1-(4-Fluoro­phen­yl)-5-(4-methoxy­phen­yl)pyrazolidin-3-one

Abstract

In the mol­ecule of the title compound, C₁₆H₁₅FN₂O₂, the benzene rings are oriented at a dihedral angle of 88.61 (3)°. The five-membered ring adopts an envelope conformation. Intra­molecular C—H⋯N hydrogen bonds result in the formation of two planar five-membered rings. In the crystal structure, inter­molecular N—H⋯O and C—H⋯F hydrogen bonds link the mol­ecules, forming R ₂ ²(8) and R ₂ ²(18) ring motifs. Weak C—H⋯π inter­actions may further stabilize the structure.

Related literature

For applications of pyrazolidin-3-one, see: Prakash et al. (2008 ▶); Nonaka (2003 ▶); Mabuchi & Ohtsuka (1999 ▶). For a related structure, see: Liu et al. (2008 ▶). For bond-length data, see: Allen et al. (1987 ▶). For ring motifs, see: Bernstein et al. (1995 ▶).

Experimental

Crystal data

• C₁₆H₁₅FN₂O₂

• M _r = 286.30

• Monoclinic,

• a = 11.455 (2) Å

• b = 7.1590 (14) Å

• c = 18.136 (4) Å

• β = 101.05 (3)°

• V = 1459.7 (5) ų

• Z = 4

• Mo Kα radiation

• μ = 0.10 mm⁻¹

• T = 294 K

• 0.4 × 0.4 × 0.3 mm

Data collection

• Enraf–Nonius CAD-4 diffractometer

• Absorption correction: ψ scan (North et al., 1968 ▶) T _min = 0.969, T _max = 0.991

• 2991 measured reflections

• 2844 independent reflections

• 1869 reflections with I > 2σ(I)

• R _int = 0.023

• 3 standard reflections frequency: 120 min intensity decay: none

Refinement

• R[F ² > 2σ(F ²)] = 0.049

• wR(F ²) = 0.164

• S = 1.01

• 2844 reflections

• 191 parameters

• H-atom parameters constrained

• Δρ_max = 0.18 e Å⁻³

• Δρ_min = −0.18 e Å⁻³

Data collection: CAD-4 Software (Enraf–Nonius, 1985 ▶); cell refinement: CAD-4 Software; data reduction: XCAD4 (Harms & Wocadlo, 1995 ▶); program(s) used to solve structure: SHELXS97 (Sheldrick, 2008 ▶); program(s) used to refine structure: SHELXL97 (Sheldrick, 2008 ▶); molecular graphics: ORTEP-3 for Windows (Farrugia, 1997 ▶) and PLATON (Spek, 2009 ▶); software used to prepare material for publication: SHELXTL (Sheldrick, 2008 ▶).

Supplementary Material

Additional supplementary materials: crystallographic information; 3D view; checkCIF report

Table 1. Hydrogen-bond geometry (Å, °).

D—H⋯A	D—H	H⋯A	D⋯A	D—H⋯A
N2—H2A⋯O1i	0.86	1.98	2.838 (2)	175
C5—H5A⋯N2	0.93	2.43	2.747 (3)	100
C8—H8A⋯Fii	0.97	2.45	3.388 (3)	164
C11—H11A⋯N1	0.93	2.53	2.885 (3)	103
C2—H2B⋯Cg2iii	0.93	2.71	3.589 (3)	157
C15—H15A⋯Cg1iv	0.93	2.89	3.801 (3)	167

Symmetry codes: (i) ; (ii) ; (iii) ; (iv) . Cg1 and Cg2 are centroids of the C1–C6 andC10–C15 rings, respectively.

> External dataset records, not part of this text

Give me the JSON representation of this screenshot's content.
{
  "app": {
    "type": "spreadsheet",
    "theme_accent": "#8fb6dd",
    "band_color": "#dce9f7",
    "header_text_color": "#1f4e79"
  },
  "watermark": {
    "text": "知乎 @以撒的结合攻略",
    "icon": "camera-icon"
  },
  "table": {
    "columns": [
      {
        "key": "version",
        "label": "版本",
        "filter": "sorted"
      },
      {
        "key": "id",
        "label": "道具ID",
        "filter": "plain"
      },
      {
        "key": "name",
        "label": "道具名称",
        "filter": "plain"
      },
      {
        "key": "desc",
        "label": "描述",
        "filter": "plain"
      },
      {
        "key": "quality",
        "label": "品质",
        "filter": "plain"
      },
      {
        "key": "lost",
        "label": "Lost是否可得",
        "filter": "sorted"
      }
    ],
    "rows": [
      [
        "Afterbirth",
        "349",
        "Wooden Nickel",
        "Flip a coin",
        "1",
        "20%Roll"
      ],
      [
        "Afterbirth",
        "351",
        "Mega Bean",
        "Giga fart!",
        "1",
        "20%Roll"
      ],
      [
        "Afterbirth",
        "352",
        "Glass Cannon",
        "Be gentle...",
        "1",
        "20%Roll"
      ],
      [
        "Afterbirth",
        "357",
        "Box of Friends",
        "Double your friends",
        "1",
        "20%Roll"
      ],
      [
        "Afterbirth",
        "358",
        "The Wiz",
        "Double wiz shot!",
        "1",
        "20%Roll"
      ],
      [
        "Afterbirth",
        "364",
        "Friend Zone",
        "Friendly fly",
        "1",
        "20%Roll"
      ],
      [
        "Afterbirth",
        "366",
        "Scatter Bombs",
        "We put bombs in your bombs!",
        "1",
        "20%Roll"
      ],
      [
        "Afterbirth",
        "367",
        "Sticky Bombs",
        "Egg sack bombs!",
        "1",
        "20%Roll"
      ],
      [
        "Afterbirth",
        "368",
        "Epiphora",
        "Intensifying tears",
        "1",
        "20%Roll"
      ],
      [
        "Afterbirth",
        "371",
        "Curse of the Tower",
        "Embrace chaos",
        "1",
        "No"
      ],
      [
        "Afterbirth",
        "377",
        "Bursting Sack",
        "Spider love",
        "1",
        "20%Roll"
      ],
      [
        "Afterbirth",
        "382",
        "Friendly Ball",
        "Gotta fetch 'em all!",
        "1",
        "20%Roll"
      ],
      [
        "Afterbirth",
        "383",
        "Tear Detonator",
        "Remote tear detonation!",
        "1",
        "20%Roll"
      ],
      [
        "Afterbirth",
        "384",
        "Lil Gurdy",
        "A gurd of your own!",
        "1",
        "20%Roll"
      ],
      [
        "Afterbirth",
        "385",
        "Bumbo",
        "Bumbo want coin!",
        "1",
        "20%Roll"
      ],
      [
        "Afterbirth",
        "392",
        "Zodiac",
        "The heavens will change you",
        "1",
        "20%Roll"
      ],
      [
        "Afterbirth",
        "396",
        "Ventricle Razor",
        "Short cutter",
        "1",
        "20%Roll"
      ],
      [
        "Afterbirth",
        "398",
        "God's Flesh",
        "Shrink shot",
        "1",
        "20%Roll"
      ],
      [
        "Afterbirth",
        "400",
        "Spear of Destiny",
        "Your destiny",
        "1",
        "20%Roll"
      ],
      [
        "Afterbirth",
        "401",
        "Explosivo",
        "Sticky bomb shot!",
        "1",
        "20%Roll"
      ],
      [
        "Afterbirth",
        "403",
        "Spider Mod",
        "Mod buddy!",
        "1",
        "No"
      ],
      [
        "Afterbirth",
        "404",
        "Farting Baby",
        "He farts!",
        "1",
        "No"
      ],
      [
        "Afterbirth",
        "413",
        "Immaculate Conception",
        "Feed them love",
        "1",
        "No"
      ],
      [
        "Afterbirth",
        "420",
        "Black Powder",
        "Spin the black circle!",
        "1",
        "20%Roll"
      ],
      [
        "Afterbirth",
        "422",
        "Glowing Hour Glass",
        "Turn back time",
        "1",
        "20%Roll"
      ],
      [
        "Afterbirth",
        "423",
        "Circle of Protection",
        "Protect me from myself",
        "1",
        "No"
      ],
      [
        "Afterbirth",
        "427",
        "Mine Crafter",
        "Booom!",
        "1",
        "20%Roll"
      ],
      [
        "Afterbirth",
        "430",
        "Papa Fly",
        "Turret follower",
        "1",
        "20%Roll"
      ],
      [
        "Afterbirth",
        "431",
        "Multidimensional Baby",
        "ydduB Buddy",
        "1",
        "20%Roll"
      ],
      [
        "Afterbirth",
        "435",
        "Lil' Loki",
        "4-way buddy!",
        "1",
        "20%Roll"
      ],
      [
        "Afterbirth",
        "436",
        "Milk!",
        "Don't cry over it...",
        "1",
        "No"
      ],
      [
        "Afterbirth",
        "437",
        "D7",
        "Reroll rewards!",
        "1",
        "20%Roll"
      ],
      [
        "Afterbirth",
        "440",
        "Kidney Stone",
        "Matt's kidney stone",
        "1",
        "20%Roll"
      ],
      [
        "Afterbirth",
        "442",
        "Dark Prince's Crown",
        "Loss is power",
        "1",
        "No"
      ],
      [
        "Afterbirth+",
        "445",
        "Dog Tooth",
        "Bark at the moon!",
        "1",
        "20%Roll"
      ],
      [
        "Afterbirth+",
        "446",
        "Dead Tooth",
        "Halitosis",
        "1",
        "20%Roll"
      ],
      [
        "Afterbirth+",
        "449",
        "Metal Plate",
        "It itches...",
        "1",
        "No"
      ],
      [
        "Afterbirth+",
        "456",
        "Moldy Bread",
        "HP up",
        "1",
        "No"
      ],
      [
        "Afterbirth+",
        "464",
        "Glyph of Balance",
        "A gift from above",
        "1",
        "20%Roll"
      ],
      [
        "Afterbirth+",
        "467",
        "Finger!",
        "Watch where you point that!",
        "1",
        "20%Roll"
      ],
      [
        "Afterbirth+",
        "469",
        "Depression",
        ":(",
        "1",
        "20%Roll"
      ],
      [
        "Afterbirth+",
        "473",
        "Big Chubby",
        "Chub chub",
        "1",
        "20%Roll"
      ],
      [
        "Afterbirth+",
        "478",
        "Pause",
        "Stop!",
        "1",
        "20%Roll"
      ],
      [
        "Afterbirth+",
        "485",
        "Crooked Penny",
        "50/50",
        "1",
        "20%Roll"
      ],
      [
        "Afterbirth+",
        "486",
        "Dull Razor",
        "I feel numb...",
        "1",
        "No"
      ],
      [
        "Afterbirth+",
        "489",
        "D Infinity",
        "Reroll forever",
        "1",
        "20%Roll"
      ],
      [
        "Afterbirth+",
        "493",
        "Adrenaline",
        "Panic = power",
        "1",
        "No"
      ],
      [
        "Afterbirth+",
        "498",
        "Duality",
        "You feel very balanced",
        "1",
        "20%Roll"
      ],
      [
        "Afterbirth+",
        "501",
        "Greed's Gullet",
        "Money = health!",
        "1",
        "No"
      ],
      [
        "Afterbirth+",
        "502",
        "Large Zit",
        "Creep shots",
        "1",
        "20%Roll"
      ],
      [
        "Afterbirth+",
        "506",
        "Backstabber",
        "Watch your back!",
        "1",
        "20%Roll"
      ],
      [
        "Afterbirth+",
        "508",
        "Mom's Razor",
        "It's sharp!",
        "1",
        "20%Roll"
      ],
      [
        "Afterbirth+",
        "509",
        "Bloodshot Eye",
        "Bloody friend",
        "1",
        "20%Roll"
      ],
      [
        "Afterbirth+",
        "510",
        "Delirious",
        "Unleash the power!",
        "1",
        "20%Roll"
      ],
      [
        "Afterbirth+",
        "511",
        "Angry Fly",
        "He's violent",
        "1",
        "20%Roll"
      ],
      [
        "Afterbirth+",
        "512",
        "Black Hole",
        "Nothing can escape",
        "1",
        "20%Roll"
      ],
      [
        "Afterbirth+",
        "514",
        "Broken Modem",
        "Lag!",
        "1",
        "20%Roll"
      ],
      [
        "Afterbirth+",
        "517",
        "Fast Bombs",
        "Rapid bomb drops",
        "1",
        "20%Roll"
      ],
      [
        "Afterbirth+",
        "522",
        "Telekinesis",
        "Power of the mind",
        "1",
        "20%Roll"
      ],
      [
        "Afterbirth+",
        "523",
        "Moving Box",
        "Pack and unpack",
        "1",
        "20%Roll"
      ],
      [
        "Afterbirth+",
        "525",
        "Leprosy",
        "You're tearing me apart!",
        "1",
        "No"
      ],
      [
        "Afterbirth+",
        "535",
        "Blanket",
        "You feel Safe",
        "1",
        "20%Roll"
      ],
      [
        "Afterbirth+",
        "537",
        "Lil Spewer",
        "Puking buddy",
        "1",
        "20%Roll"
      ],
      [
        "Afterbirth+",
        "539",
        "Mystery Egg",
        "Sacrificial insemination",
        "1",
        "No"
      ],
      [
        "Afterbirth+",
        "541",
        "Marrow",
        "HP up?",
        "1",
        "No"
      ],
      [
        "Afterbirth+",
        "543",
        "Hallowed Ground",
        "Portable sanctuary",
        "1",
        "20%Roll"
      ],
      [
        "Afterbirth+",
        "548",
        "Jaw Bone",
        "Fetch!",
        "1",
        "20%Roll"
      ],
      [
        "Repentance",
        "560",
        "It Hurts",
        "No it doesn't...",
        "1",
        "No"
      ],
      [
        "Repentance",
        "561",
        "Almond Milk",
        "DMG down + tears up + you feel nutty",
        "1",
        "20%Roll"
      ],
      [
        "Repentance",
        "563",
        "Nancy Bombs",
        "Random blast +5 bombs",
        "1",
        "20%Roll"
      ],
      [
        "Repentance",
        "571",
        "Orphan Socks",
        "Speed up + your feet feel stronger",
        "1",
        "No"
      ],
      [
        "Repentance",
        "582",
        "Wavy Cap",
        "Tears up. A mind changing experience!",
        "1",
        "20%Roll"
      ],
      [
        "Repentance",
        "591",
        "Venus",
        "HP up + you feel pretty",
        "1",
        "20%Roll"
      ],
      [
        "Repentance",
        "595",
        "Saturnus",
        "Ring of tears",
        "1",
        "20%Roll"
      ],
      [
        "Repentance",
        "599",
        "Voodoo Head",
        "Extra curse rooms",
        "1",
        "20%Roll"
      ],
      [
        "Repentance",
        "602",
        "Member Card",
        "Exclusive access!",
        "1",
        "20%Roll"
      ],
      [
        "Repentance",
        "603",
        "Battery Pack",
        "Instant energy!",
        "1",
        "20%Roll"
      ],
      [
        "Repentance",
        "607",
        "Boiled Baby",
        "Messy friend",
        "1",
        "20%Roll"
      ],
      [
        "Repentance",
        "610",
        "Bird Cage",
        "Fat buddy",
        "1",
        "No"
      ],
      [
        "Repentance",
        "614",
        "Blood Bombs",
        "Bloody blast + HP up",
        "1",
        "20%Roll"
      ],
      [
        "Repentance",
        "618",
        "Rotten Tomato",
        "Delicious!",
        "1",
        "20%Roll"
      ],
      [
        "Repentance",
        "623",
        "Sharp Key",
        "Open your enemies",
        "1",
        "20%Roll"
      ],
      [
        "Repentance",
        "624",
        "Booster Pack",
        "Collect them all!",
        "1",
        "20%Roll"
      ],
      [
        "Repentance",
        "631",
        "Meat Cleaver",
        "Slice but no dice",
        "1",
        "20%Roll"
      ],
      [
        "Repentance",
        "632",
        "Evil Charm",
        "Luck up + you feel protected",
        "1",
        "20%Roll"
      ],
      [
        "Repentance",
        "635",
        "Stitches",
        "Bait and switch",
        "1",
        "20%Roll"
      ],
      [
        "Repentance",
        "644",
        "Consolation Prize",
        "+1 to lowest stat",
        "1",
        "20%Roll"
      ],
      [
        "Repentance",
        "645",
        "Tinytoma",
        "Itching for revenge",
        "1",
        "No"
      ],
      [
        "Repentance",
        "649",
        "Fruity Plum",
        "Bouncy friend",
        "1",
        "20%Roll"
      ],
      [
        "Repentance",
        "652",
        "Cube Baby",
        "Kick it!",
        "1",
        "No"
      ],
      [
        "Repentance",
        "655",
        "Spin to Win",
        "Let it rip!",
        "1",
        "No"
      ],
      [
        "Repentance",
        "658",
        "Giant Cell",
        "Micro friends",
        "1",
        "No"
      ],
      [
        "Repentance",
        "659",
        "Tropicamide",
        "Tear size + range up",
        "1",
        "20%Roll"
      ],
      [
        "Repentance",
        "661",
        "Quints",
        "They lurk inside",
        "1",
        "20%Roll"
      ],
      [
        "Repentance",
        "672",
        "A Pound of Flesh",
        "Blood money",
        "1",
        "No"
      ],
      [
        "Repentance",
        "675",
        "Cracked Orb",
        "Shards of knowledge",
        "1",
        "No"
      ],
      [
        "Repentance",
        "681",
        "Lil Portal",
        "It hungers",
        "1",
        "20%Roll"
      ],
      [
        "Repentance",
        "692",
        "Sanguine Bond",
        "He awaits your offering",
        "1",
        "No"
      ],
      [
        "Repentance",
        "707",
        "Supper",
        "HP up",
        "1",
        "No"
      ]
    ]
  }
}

supplementary crystallographic information

Comment

Nowadays, pyrazolidin-3-one and its derivatives used as pesticide have been developed most quickly, such as antiseptic (Prakash et al., 2008), insecticide (Nonaka, 2003) and herbicide (Mabuchi & Ohtsuka, 1999). We report herein the crystal structure of the title compound.

In the molecule of the title compound (Fig. 1), the bond lengths (Allen et al., 1987) and angles are within normal ranges. Rings A (C1-C6) and C (C10-C15) are, of course, planar, and they are oriented at a dihedral angle of 88.61 (3)°. The five-membered ring B (N1/N2/C7-C9) adopts envelope conformation with C7 atom displaced by 0.363 (3) Å from the plane of the other ring atoms. The intramolecular C-H···N hydrogen bonds (Table 1) results in the formations of two planar five-membered rings D (N1/N2/C4/C5/H5A) and E (N1/C7/C10/C11/H11A), in which they are oriented with respect to the adjacent rings at dihedral angles of A/D = 4.87 (3) and C/E = 0.86 (3)°. So, rings C and E are coplanar, while A and D are nearly coplanar.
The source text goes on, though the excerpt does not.